“Conexão Futuro Seguro” lota auditório e tem mais de 3,4 mil inscritos

Realizado pela Fenacor, pela Escola de Negócios e Seguros (ENS) e pelo Instituto Brasileiro de Desenvolvimento dos Corretores de Seguros (IBDCOR), o evento consolida-se como o maior encontro gratuito e on-line sobre inovação no mercado de seguros.

A edição 2026 do “Conexão Futuro Seguro”, realizada no último dia 26, superou as expectativas dos organizadores. Com o auditório da ENS em São Paulo totalmente lotado e mais de 3,4 mil inscritos na transmissão remota, o evento trouxe novidades estruturais e vantagens competitivas para o setor.

PMDIS: A bússola para a próxima década

A abertura oficial foi conduzida pelo presidente da Fenacor, Armando Vergilio, que realizou o lançamento do PMDIS (Plano Diretor para o Mercado da Intermediação de Seguros). Segundo Vergilio, o plano funcionará como uma bússola para a categoria e sinaliza que, no futuro, até 40% dos ganhos do corretor de seguros virão de honorários por consultorias prestadas.

Vergilio alertou que a qualificação permanente é o único caminho para evitar que o profissional se torne refém da automação. Ele listou quatro forças que estão redesenhando o mercado:

  • Inteligência Artificial (IA): Já integrada a rotinas como cotações e atendimento via WhatsApp, a IA deve ser vista como um facilitador que libera o corretor para funções analíticas e humanas.

  • Novo Consumidor: Busca agilidade digital no celular, mas exige empatia e acolhimento humano no momento do sinistro.

  • Mudanças na Legislação: A ascensão da proteção patrimonial mutualista surge como concorrente expressiva no ramo automóvel, exigindo que o corretor predomine por meio da consultoria, e não pelo preço.

  • Qualificação e Diversificação: Indispensável para expandir a carteira de negócios e consolidar o papel de consultor estratégico.

O impacto da IA e as visões das lideranças

No primeiro painel do dia, mediado pelo presidente do Sincor-SP, Boris Ber, o presidente da Confederação Nacional das Seguradoras (CNseg), Dyogo Oliveira, revelou que praticamente todas as seguradoras pesquisadas possuem projetos próprios de IA. Ele comparou o impacto da tecnologia ao surgimento dos computadores há cinco décadas e afirmou: “Quem não utilizar a IA será destituído do mercado”, embora ressaltando que a figura humana sempre estará por trás dos negócios.

O presidente da ENS, Lucas Vergilio, anunciou que a instituição está reformulando seus treinamentos com foco em imersões internacionais e cursos específicos de tecnologia. Uma nova turma de capacitação em IA terá início em agosto, com investimento de R$ 475,00 e descontos de até 40% para associados aos Sincors.
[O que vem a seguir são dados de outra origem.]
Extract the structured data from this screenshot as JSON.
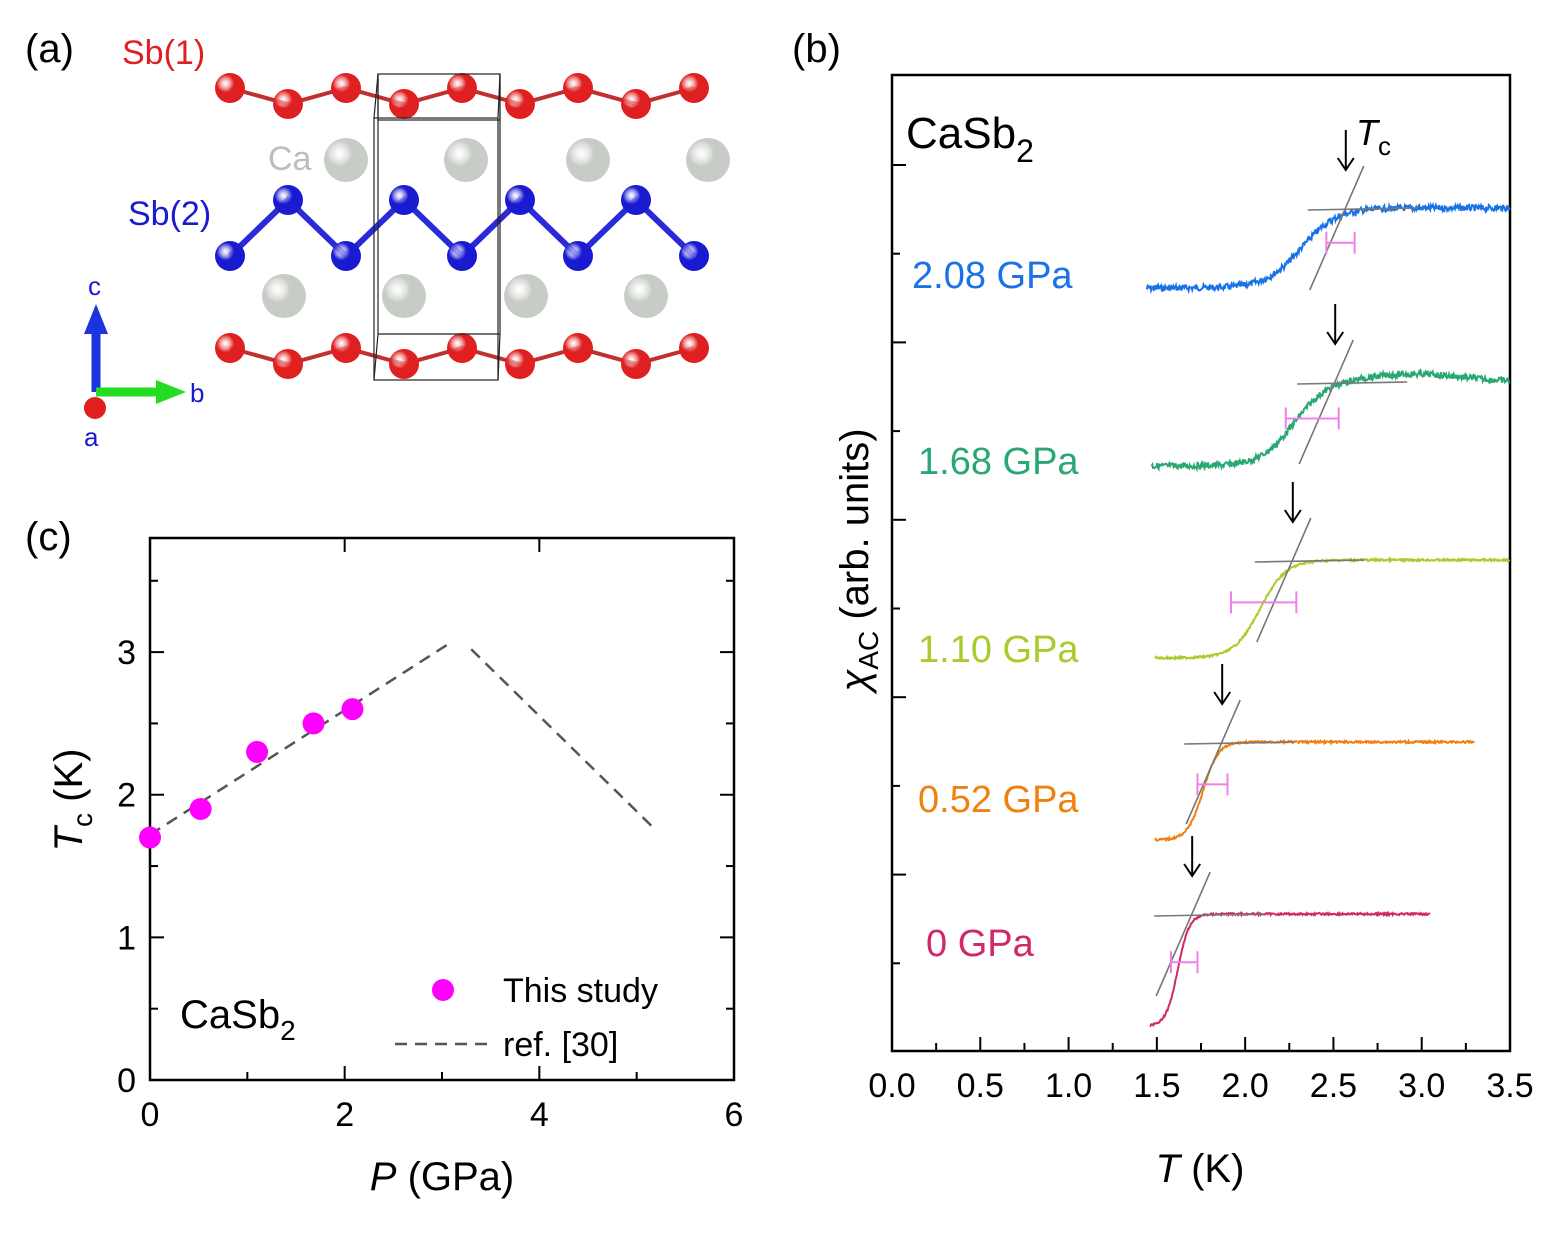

Por parte das seguradoras, José Adalberto Ferrara, presidente da Tokio Marine, informou que a companhia estendeu a IA a todos os departamentos e já treinou mais de 1,3 mil corretores e 70 assessorias em cursos próprios. Já Jorge Andrade, presidente da Capemisa, manifestou convicção de que a automação robustece o diagnóstico técnico do corretor na entrega de coberturas adequadas.

Regulação e o Seguro Catástrofe

O superintendente da Susep, Alessandro Serafin Octaviani, destacou a importância do diálogo constante entre o poder público e o privado para o aprimoramento jurídico dos contratos. Octaviani revelou que a Susep estruturou um grupo de trabalho para formatar um modelo de “seguro catástrofe” adequado à realidade brasileira, apontando os riscos climáticos como um ramo prioritário para os próximos anos. “Sem o corretor, não haverá aumento da resiliência do Brasil”, defendeu.

Dados de mercado e encerramento

O economista Claudio Contador, coordenador responsável pelo PMDIS, apresentou dados do plano detalhando que o mercado de intermediação movimentou aproximadamente R$ 65 bilhões no fechamento de 2024. Para ele, o corretor está evoluindo para se tornar um “curador de decisões”.

No encerramento, o professor Celso Brandão ministrou a palestra “IA – Os impactos da Inteligência Artificial na vida do Corretor de Seguros”, definindo a tecnologia como a quarta revolução industrial devido ao seu impacto na produtividade corporativa.

O “Conexão Futuro Seguro 2026” contou com o patrocínio Master Gold da Bradesco Seguros, Capemisa, Icatu, Tokio Marine, Zurich e CNseg; e patrocínio Master Top da Allianz, Allseg, HDI/Yelum, MAG, MDS, MAPFRE, Porto e Sompo.